Marcello, nous l’avons dit en commençant, n’est pas moins que Palestrina un génie représentatif. C’est parce qu’il est un type autant qu’une personnalité que nous l’avons choisi, et la forme d’art, la catégorie de l’idéal ou de la beauté sonore dont son œuvre est le signe éclatant, nous l’avons dit aussi, c’est la mélodie italienne.

Idéal aboli ! beauté morte ! s’écrient aujourd’hui les jeunes gens, ivres du vin nouveau. Laissons-les crier : ils sont aveugles et ils sont ingrats.

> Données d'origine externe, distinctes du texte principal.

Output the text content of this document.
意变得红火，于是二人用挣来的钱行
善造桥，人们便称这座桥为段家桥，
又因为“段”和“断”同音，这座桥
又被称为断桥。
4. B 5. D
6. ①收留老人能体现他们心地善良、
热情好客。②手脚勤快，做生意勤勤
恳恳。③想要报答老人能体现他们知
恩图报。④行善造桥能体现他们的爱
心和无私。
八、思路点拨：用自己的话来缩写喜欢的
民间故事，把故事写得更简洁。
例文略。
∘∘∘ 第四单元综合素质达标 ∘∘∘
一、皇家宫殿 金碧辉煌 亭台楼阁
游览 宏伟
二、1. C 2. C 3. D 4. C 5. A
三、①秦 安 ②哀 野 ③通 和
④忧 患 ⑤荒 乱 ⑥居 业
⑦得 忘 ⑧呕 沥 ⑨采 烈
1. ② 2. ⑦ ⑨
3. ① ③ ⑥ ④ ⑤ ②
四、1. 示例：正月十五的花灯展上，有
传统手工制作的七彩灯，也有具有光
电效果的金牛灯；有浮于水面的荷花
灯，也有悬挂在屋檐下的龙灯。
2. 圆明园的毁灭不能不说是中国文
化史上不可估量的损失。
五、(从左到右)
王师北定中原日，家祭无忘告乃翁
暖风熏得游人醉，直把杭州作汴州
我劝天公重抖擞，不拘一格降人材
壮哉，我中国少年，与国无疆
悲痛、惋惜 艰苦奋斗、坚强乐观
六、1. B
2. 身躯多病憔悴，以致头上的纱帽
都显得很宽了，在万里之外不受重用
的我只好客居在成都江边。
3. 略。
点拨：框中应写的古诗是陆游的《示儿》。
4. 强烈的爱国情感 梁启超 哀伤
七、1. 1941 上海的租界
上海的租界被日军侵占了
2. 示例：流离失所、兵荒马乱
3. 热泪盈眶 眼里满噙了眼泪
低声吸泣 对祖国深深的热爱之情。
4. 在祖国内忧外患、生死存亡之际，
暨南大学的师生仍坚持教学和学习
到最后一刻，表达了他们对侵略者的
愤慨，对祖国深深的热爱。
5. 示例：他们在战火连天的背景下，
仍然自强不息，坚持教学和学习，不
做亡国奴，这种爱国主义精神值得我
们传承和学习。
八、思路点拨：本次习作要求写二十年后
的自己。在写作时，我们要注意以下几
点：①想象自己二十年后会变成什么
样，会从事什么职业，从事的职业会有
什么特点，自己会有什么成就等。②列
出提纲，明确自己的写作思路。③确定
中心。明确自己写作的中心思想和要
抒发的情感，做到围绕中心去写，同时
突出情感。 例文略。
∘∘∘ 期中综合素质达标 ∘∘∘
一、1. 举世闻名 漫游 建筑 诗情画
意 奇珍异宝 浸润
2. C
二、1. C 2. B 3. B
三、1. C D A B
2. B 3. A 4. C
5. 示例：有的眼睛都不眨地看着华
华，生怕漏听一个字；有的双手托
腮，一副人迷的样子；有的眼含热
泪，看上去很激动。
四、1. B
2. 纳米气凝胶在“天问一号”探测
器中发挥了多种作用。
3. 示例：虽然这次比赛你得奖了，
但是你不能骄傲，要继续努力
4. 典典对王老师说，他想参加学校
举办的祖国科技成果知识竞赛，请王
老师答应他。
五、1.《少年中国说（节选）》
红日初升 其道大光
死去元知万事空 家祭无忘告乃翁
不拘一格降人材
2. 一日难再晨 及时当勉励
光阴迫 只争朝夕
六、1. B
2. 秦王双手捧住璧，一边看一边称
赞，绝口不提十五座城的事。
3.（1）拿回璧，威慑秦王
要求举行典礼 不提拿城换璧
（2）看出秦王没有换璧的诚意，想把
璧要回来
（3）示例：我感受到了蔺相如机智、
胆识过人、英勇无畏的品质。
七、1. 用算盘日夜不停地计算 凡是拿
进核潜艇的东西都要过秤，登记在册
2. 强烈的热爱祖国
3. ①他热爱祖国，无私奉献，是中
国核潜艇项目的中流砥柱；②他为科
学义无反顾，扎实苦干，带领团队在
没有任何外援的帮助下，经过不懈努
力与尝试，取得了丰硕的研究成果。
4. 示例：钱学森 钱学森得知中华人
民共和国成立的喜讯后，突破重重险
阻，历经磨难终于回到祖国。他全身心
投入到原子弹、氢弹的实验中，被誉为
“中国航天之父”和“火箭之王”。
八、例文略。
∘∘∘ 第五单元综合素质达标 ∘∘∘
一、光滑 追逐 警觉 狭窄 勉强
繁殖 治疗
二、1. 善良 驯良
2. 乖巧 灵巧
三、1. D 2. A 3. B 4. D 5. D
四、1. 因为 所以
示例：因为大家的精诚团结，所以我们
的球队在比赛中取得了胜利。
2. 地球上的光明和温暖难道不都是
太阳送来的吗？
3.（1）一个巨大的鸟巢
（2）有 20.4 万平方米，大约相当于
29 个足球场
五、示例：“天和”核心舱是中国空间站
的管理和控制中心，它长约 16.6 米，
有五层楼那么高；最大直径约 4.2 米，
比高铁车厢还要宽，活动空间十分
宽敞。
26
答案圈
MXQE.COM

Aveugles, ils ne voient pas que pour les œuvres comme pour les hommes la véritable vie ne commence qu’à la mort. Que la musique tende et soit désormais destinée à se manifester de moins en moins par la mélodie pure, cela ne fait pas de doute, et dans ce sens on peut dire que la mélodie italienne est morte. On ne refera ni les sonates pour piano et violoncelle, ni les Psaumes de Marcello, pas plus qu’on ne refera les Noces de Cana du Véronèse. On ne refera pas davantage les dieux de Phidias, le Parthénon, les cathédrales gothiques, la tragédie de Racine ou Don Juan. Tous ces modes du beau, toutes ces formes d’art sont-elles donc mortes ? Oui, sans doute, mais elles sont immortelles aussi. Désormais en dehors du temps, c’est à jamais qu’elles vivent et qu’elles sont belles. De leur beauté rien ne saurait plus se périmer ni se prescrire ; rien de leur vie ne peut plus mourir. En ce sens elle est vivante encore, la mélodie italienne, et pour l’éternité. « On ne la reverra plus », disent-ils. Non sans doute. Il faut donc l’en aimer davantage. » Aimez », a dit profondément le poète,


Aimez ce que jamais on ne verra deux fois.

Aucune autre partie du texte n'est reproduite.